High-resolution healthcare

As advanced as healthcare is today, we haven’t yet figured out an objective way to measure functional outcomes—such as how easily a patient can get up and walk after knee surgery—when making treatment recommendations or paying claims/reimbursements. Weeks or months typically pass between office visits, limiting visibility into how patients are really doing.

 

Part of the reason healthcare cost is high and access is limited for underserved populations is that we simply don’t have enough visibility to tie it to what matters—functional outcomes. So instead, cost is driven by opaque diagnostic coding and fee-for-service strategies.

 

Digital health technologies have sought to improve patient care but have been limited by a fragmented ecosystem of different technologies that lack contextual understanding and silo patients from providers.

 

To address these shortcomings, we propose a new framework called High-Resolution Healthcare. We have built novel sensors and AI technology that can measure functional outcomes at a granular level and packaged this technology into an easily deployable plug-in that can be integrated natively into existing healthcare apps and websites. We believe that these advancements will augment care by improving outcomes and reduce costs by tying them to the needs of patients and providers.

 

What We Mean by “High-Resolution” 

High-resolution tools refer to spatiotemporally precise objective measurements, such as the joint angle of an elbow and how it moves every 10 milliseconds. High-resolution Healthcare is about contextualizing these measurements to functional outcomes and treatment actions in their native healthcare community – for example how these joint angles relate to range of motion functional recovery after surgery and how it’s progressing relative to a similar population (e.g. in demographics, comorbidities, etc.).

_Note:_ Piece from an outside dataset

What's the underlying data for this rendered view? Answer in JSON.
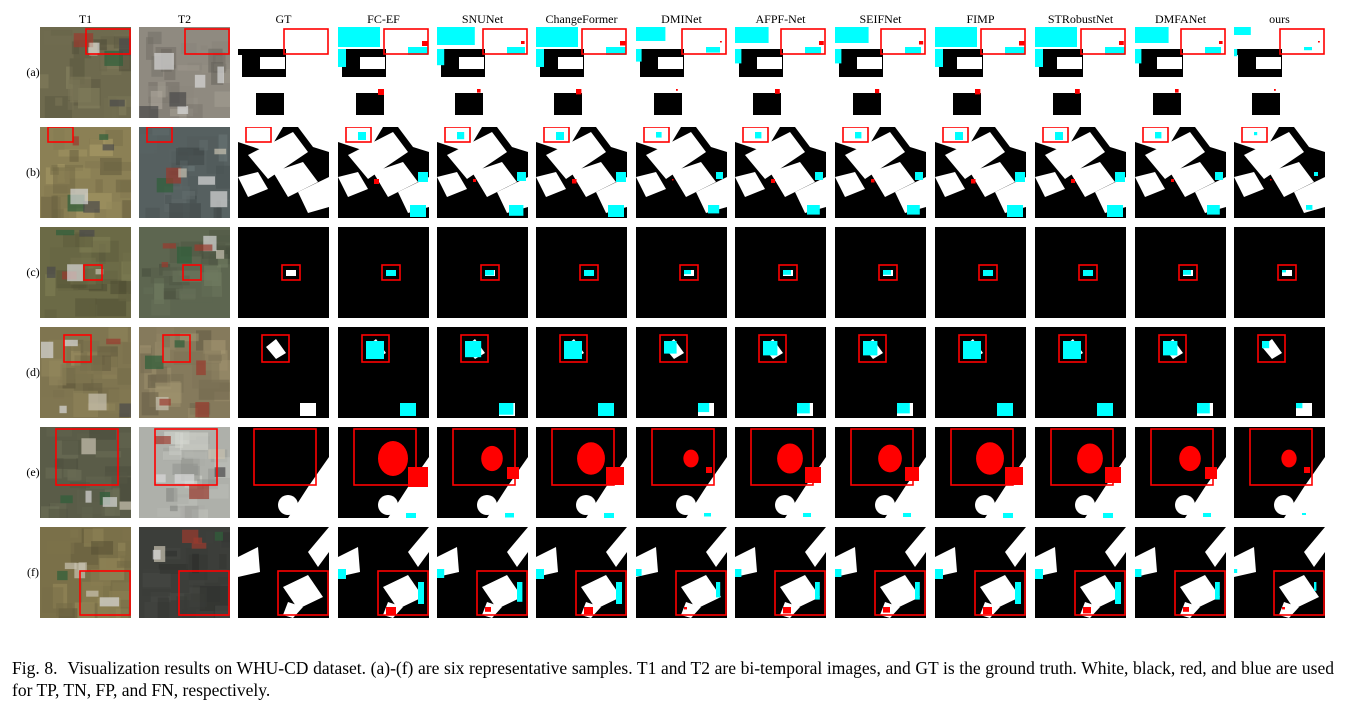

The Impact of Care in Context 

High-resolution healthcare can power a range of new capabilities. It builds on value-based care models by adding the ability to measure more granular behavior that tailors value to the individual within their health community, esp. when utilized in concert with more low-resolution measures like claims or clinic visit data. Here are a few potential advantages:

 

Power realistic recommendations for better outcomes

We can better triage high-risk patients and recommend treatment that considers a patient’s daily realities, increasing the chance of adhering to or completing treatment and realizing its benefits. In other words, we can better gain the insights to recommend the treatment that will be most effective for that unique patient.

 

Early Intervention and stop decline from compounding

We can better prevent comorbidities and decline that happen when patients are unable to complete treatment/when the impacts of mobility decline begin to compound.

 

More efficient healthcare delivery

We can better match provider time to the patients that need it most and provide adaptive notifications for providers, reducing administrative burden and saving time.

 

Discover unexpected insights

We can enable discovery of novel high-resolution biomarkers and how patients can be stratified and treated with more targeted therapies.

 

High-Resolution Healthcare and Value-Based Care

We believe that utilizing a High-Resolution Healthcare framework will drive more value-based and efficient healthcare delivery. It builds on existing value-based systems to align incentives with more predictive and preventive capabilities. Tailored to each patient, provider, and healthcare system, it flexibly connects what is most important to each patient's quality of life with each provider's effectiveness to manage their population.